Of late, it seems that the hat gods have been at play and fashions eyes have been diverted towards hats once more, designers are falling in love with millinery all over again and they seem to be having (sorry for the pun) a crowning moment.
We’ve personally seen a huge resurgence in hats within our own studio. Demand for all shapes and styles has more than doubled, coming from all types of clientele too. It’s no longer only the traditional racing and shooting crowd that are coming through the door. With it being fashionable to adorn a beautiful hat in any season we’ve seen winter trends such as berets, baker caps and heads full of fur as well as summer trends of Chanel style boaters, embroidered raffia sunhats oversized sun hats and buckets hats making a come back. There is only a small and niche millinery community in London but we have definitely noticed it growing. From London Hat week becoming more popular year on year and a new wave of Instagram milliners growing, it really is fantastic to see the community and craft developing.
We couldn’t be happier that hats are back, not only for the sake of the business, but because here at Jess Collett milliner its our first and biggest passion. Jess always says a hat is ‘your passport to adventure’ and a good hat can take you places. In a wonderful article in this months Vogue (‘Head Start’ by Harriet Quick) Noel Stewart talks about how his generation were terrified of wearing hats. Hats for a long time had been an intimidating accessory, but hopefully as the publics taste for hat wearing swells feelings of self consciousness will diminish in equal measure. Last year two royal weddings gave hats some leverage with the hottest of celebrities adorning couture pieces and allowing the public to visualise the power and drama of hats. Celebrities such as Cara Delevigne, Amal Clooney and Kate Moss made dramatic hats accessible and relatable. The royal weddings gave our own brand some leverage and drew many eyes to our door. Pippa Middleton, Sarah Ferguson The Duchess of York and Julie Montagu all wore Jess Collett Milliner hats, launching our Instagram and twitter into sight.
Designers this season are paying more attention to the hat, Steven Jones created his usual masterpieces for Dior couture but somehow there seemed to be a new found glamour and attention to the pieces.
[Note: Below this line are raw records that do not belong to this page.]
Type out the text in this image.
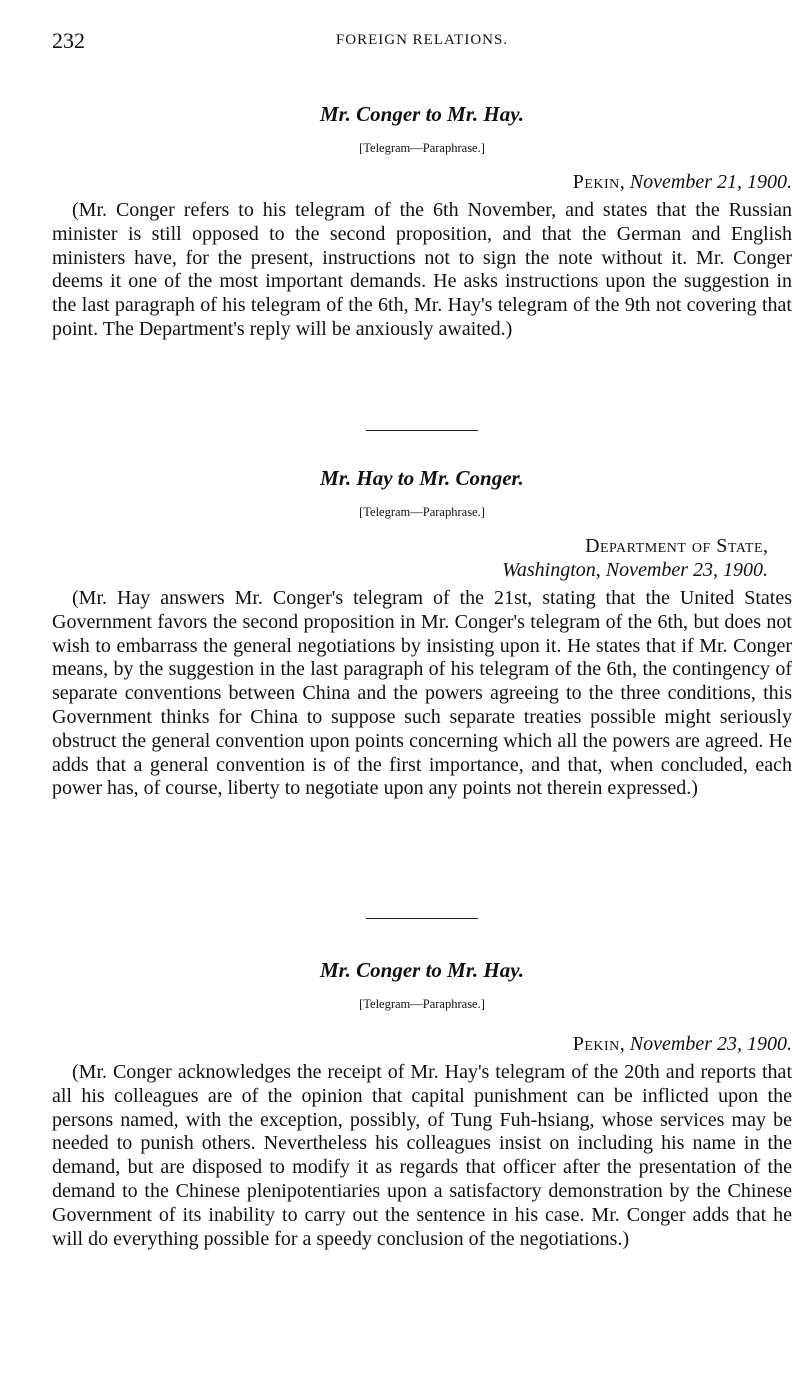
232	FOREIGN RELATIONS.
Mr. Conger to Mr. Hay.

[Telegram—Paraphrase.]

Pekin, November 21, 1900.

(Mr. Conger refers to his telegram of the 6th November, and states that the Russian minister is still opposed to the second proposition, and that the German and English ministers have, for the present, instructions not to sign the note without it. Mr. Conger deems it one of the most important demands. He asks instructions upon the suggestion in the last paragraph of his telegram of the 6th, Mr. Hay's telegram of the 9th not covering that point. The Department's reply will be anxiously awaited.)

Mr. Hay to Mr. Conger.

[Telegram—Paraphrase.]

Department of State,
Washington, November 23, 1900.

(Mr. Hay answers Mr. Conger's telegram of the 21st, stating that the United States Government favors the second proposition in Mr. Conger's telegram of the 6th, but does not wish to embarrass the general negotiations by insisting upon it. He states that if Mr. Conger means, by the suggestion in the last paragraph of his telegram of the 6th, the contingency of separate conventions between China and the powers agreeing to the three conditions, this Government thinks for China to suppose such separate treaties possible might seriously obstruct the general convention upon points concerning which all the powers are agreed. He adds that a general convention is of the first importance, and that, when concluded, each power has, of course, liberty to negotiate upon any points not therein expressed.)

Mr. Conger to Mr. Hay.

[Telegram—Paraphrase.]

Pekin, November 23, 1900.

(Mr. Conger acknowledges the receipt of Mr. Hay's telegram of the 20th and reports that all his colleagues are of the opinion that capital punishment can be inflicted upon the persons named, with the exception, possibly, of Tung Fuh-hsiang, whose services may be needed to punish others. Nevertheless his colleagues insist on including his name in the demand, but are disposed to modify it as regards that officer after the presentation of the demand to the Chinese plenipotentiaries upon a satisfactory demonstration by the Chinese Government of its inability to carry out the sentence in his case. Mr. Conger adds that he will do everything possible for a speedy conclusion of the negotiations.)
The clown inspired swim caps had hand placed gems on the veiling, giving the impression of sparkling tears rolling down the face. We can wait to see what comes out of London Fashion Week next week in terms of millinery. Last year we saw successful London milliners flaunt their work on the runway such as Noel Stewart designing for Holly Fulton and Hussein Chalyan, Jane Taylor designing for Emeilia Wickstead and of course Phillip Tracy for Alexander McQueen.
We have a feeling it could be something very exciting. The article also introduces Stephen Jones’ current exhibition and has a small interview with him discussing his concept. The exhibition is based on the concept of a decedent dinner party in the banqueting room of Brighton Pavilion and looks absolutely magical. Jones also hats on display at the V&A for the Dior exhibition which we are dying to see!
It’s so nice to see Stephen leading the way for London milliners. We love the London Millinery community and are thankful for our royal family for providing an opportunity for us to showcase our pieces and keep the craft alive. We can’t wait to see more hats entering street style and everyday wear! Perhaps the rise in hats is reflective of the political climate, we are in needs of a little lightness, some dressing up and some fun. Whatever it is, we’re embracing it with both hands!